To get around the multiple carbonate problem, Hendriks decided to incinerate her samples and collect the resulting carbon dioxide for radiocarbon dating. Because lead carbonate degrades at 300 °C—a lower temperature than other carbonates—Hendriks figured that collecting CO2 at the correct temperature would isolate the carbon-14 needed to date the artwork accurately.
She tested the method on paint samples from the edges of paintings thought to be from the 1700s and on freshly prepared samples with known concentrations of carbonates, but the results didn’t agree. “Something wasn’t right,” she says.
It turned out that the paint in the fresh samples had more fatty acids from the oil in the paint, which dissipate as they age and react with other substances. These fatty acids interact with the carbonates during heating, distorting the data. Hendriks found that the solution was to remove the fatty acids via solvent extraction before burning. By doing that, she was able to validate the method for both the old and new samples.
Including the solvent extraction step is important even with samples from old paintings because a painting may have undergone undocumented conservation treatment. Materials added during a restoration could have different carbon-14 contents, Hendriks says. “Systematically using solvents removes any restoration material.”
“This is a very impressive result,” says Jaap Boon, an emeritus professor of analytical mass spectrometry at the University of Amsterdam whose research focused on the molecular material science of paintings.

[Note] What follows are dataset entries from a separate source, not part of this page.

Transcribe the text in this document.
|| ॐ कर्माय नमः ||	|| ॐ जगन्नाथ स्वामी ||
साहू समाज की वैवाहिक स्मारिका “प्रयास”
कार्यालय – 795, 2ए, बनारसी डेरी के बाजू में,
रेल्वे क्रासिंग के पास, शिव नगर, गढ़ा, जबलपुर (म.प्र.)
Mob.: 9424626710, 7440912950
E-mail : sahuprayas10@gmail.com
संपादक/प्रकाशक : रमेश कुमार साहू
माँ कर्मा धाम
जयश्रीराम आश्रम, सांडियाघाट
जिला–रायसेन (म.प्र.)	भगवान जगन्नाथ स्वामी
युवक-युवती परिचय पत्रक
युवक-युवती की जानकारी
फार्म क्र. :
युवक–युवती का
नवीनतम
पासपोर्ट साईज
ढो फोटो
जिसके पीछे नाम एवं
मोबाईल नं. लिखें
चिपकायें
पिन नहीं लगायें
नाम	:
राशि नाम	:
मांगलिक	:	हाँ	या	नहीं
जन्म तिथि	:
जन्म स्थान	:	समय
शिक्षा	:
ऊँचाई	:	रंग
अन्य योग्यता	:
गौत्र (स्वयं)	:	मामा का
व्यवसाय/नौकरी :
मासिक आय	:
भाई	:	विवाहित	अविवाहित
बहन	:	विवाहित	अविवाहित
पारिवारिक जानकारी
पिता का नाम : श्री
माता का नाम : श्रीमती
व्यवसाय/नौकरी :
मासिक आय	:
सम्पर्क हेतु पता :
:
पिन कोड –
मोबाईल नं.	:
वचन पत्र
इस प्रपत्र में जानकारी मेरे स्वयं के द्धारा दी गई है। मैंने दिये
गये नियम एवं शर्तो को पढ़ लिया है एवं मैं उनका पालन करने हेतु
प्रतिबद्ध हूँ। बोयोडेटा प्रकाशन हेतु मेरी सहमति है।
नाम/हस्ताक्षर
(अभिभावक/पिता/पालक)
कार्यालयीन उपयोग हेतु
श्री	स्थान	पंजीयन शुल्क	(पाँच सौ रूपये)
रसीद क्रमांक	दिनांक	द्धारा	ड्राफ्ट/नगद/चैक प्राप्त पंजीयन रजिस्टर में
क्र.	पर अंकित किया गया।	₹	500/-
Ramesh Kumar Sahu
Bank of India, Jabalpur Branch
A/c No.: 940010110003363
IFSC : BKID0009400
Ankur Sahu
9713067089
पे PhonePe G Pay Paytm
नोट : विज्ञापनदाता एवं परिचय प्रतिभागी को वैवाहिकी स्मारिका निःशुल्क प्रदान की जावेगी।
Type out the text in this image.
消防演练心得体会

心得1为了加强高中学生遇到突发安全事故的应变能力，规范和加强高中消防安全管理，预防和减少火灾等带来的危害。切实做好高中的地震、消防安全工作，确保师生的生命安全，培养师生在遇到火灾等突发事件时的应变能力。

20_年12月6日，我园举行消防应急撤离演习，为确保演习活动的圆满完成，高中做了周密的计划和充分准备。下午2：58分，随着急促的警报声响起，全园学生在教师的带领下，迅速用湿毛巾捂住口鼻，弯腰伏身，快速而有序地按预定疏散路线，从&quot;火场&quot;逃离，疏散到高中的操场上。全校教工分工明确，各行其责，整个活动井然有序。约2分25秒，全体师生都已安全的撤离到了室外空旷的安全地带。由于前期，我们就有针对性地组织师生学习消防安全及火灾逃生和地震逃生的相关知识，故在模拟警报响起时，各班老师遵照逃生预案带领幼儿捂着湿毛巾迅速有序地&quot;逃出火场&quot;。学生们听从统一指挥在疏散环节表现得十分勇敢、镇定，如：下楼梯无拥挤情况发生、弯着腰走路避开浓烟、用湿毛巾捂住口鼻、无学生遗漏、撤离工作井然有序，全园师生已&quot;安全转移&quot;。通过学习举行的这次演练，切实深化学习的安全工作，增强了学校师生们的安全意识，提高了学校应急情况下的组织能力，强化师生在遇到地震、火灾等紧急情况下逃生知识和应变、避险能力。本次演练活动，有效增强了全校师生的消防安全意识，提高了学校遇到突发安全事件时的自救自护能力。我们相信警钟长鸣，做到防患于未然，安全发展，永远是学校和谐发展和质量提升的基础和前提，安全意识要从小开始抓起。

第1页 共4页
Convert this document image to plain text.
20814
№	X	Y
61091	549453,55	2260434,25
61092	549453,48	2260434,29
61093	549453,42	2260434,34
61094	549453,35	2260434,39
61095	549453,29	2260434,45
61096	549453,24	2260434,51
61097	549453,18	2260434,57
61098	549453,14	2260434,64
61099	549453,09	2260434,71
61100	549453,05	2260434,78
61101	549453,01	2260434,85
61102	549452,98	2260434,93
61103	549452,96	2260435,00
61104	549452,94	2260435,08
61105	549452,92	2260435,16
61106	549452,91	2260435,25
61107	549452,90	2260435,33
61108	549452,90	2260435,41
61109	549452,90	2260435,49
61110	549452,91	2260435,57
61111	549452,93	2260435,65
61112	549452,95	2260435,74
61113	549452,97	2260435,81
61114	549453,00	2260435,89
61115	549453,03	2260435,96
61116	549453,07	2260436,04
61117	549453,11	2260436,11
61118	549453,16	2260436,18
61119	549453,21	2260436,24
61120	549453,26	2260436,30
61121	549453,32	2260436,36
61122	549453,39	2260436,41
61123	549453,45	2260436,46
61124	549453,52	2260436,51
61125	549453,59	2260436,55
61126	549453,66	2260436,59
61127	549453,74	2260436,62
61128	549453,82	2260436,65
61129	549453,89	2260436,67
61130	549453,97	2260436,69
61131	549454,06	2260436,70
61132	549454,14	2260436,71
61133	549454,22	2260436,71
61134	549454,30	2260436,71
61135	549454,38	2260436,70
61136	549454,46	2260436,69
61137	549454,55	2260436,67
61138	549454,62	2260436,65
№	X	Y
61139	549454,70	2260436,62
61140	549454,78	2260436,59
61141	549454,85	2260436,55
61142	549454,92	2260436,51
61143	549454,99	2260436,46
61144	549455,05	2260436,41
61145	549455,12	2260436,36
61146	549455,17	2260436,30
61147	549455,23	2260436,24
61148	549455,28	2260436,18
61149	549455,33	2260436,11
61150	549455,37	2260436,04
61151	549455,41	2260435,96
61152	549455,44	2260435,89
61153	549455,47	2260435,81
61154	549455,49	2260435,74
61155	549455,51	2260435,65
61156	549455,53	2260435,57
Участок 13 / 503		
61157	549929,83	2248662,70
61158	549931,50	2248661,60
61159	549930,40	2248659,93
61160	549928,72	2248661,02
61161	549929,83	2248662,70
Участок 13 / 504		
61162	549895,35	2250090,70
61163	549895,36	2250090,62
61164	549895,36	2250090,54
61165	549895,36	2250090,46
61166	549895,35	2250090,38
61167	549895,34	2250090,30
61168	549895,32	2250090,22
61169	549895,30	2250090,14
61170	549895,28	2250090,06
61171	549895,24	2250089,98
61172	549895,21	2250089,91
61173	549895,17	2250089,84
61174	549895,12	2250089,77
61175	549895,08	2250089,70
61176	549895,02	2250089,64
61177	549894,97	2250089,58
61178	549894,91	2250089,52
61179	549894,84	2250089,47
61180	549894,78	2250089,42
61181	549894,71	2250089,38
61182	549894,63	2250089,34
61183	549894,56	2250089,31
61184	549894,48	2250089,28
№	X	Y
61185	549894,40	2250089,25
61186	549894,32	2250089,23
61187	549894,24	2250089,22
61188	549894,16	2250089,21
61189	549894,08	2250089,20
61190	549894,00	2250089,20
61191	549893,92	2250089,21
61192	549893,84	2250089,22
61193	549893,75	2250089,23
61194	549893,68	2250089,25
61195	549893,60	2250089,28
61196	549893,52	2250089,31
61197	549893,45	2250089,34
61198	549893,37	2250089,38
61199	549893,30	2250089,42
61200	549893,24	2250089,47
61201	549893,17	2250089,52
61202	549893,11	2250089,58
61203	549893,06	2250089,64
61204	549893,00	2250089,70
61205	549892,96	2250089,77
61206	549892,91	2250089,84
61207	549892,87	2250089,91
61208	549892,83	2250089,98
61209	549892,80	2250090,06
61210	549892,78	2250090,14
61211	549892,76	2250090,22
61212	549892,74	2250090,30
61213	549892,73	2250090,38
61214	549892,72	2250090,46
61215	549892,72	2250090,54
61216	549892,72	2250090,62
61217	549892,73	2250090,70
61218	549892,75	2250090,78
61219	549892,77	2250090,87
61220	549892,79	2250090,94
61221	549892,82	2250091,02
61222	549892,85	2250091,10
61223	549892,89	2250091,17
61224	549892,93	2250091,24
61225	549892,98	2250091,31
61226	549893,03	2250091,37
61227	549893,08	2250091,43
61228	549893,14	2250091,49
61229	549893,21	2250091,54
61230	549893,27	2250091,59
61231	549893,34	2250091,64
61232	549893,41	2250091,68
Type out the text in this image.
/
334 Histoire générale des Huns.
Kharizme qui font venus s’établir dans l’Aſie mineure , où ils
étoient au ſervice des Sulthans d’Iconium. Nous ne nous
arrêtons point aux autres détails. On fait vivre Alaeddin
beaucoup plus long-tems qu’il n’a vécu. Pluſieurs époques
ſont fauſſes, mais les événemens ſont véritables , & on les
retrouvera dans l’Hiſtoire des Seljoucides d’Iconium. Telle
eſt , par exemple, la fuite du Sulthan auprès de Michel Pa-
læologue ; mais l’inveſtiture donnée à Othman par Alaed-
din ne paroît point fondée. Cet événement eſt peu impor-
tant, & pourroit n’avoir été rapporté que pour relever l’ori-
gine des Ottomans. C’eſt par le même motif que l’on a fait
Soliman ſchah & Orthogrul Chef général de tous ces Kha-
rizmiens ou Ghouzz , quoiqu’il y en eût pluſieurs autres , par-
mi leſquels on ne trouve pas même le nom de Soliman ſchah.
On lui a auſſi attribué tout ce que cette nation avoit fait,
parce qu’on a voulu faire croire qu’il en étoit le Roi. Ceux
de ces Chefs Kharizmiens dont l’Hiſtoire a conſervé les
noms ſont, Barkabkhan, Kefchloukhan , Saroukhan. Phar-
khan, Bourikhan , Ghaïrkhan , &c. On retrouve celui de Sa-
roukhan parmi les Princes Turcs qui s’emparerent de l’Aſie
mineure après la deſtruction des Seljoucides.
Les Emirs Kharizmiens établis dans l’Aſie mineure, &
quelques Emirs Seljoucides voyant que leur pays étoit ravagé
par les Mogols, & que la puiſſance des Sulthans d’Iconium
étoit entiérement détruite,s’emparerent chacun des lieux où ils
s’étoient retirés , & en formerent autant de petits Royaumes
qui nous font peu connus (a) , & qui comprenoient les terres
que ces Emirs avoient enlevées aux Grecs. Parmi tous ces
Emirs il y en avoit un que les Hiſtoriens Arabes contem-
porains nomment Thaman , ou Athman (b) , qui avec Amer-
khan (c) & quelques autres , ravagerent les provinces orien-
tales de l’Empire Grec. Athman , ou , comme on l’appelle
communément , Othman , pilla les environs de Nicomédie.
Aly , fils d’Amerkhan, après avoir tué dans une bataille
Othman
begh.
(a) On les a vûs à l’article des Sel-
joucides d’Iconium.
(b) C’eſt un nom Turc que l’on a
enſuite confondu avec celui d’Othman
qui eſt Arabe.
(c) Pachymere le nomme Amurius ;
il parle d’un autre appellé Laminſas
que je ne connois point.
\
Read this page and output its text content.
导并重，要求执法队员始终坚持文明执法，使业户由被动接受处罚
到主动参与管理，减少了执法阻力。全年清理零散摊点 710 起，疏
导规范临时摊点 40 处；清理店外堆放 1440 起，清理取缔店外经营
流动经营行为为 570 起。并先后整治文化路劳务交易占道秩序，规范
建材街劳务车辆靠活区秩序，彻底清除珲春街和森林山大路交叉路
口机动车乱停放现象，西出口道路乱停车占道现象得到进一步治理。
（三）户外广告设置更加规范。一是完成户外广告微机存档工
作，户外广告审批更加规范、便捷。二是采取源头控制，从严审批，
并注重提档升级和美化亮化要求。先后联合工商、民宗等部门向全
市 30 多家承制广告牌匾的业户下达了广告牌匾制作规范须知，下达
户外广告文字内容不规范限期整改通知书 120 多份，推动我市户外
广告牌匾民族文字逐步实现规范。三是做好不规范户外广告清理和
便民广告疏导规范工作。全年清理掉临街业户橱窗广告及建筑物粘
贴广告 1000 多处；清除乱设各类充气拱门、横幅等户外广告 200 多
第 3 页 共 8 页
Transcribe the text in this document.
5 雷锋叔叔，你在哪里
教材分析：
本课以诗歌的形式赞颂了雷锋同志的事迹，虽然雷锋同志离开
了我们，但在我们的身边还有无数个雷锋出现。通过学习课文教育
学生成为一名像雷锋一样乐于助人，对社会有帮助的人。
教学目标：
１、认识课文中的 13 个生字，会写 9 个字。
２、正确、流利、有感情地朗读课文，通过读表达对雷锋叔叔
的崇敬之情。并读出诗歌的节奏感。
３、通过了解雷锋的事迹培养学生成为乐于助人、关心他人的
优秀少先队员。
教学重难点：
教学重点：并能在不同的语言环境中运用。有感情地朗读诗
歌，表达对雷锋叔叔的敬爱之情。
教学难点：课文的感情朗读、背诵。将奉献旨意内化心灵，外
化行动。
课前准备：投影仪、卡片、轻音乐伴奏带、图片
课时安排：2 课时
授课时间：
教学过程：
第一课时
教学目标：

Converting the level of carbon-14 measured into an actual year requires consulting a calibration chart of known historical atmospheric concentrations. For paintings made since the 1950s, it’s possible to be accurate within a year or two. For older paintings, it may only be possible to estimate age to within a few decades because CO2 levels did not change as quickly then and so are less distinct. Because of that, “this [method] will be more useful for detecting forgeries than giving precise dates for paintings with an unknown age,” Boon says.